Hace quizá mes y medio, o algo así, tuve oportunidad de escuchar a Serge Latouche en la ibero. Me pareció interesante la enumeración de las ocho erres:
1. Reevaluar. Revisar valores. El ocio y el trabajo. La alegría de vivir.
2. Reconceptualizar. Cambiar el punto de vista.
3. Reestructurar. Los modelos de consumo. Las relaciones sociales.
4. Reubicar. Consumir productos locales.
5. Redistribuir. Acceso a los recursos naturales. Vida digna.
6. Reducir. El consumo de recursos. Menos trabajo, más tiempo libre.
7. Reutilizar. Superar la obsesión del consumo.
8. Reciclar.

Además, encontré rescatable lo relativo a los tres pilares para el consumo:
1. El sistema de mercadotecnia, que despierta el deseo de satisfacer una supuesta necesidad. Y que antes incluso de ser satisfecha, ya quedó superada por otra.
2. El crédito, como la posibilidad de endeudarse para seguir consumiendo, y cada vez más.
3. La obsolescencia programada, de los productos y bienes. En determinado tiempo, cada vez menor, el objeto quedó fuera (del mercado, de moda) aunque pueda seguir "funcionando".

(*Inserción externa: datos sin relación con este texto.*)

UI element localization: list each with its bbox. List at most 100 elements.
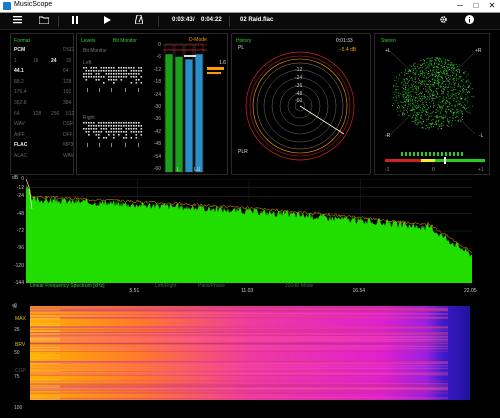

El asunto, después de la conferencia, es buscar las posibilidades reales de concretar, y decidir hasta qué punto, todo esto en la vida real. Allí queda para seguir pensando y dándole vueltas.

El cuerpo del consumidor

A falta de palabras propias, retomo una frase de Bauman, en Vida Líquida, que me llamó poderosamente la atención. Lo leí en Cuetzalan.

"El cuerpo del consumidor, pues, tiende a ser una fuente particularmente prolífica de ansiedad perpetua, agravada por la ausencia de desembocaderos establecidos y fiables que permitan siquiera aliviarla (para cuanto más, desactivarla o disiparla)."

Clave, me parece, para entender y explicar mucho de la visión actual, por lo menos del clasemediero citadino, del propio cuerpo, la relación con sí mismo. Ahora estoy leyendo, de Bauman, su Ética Posmoderna.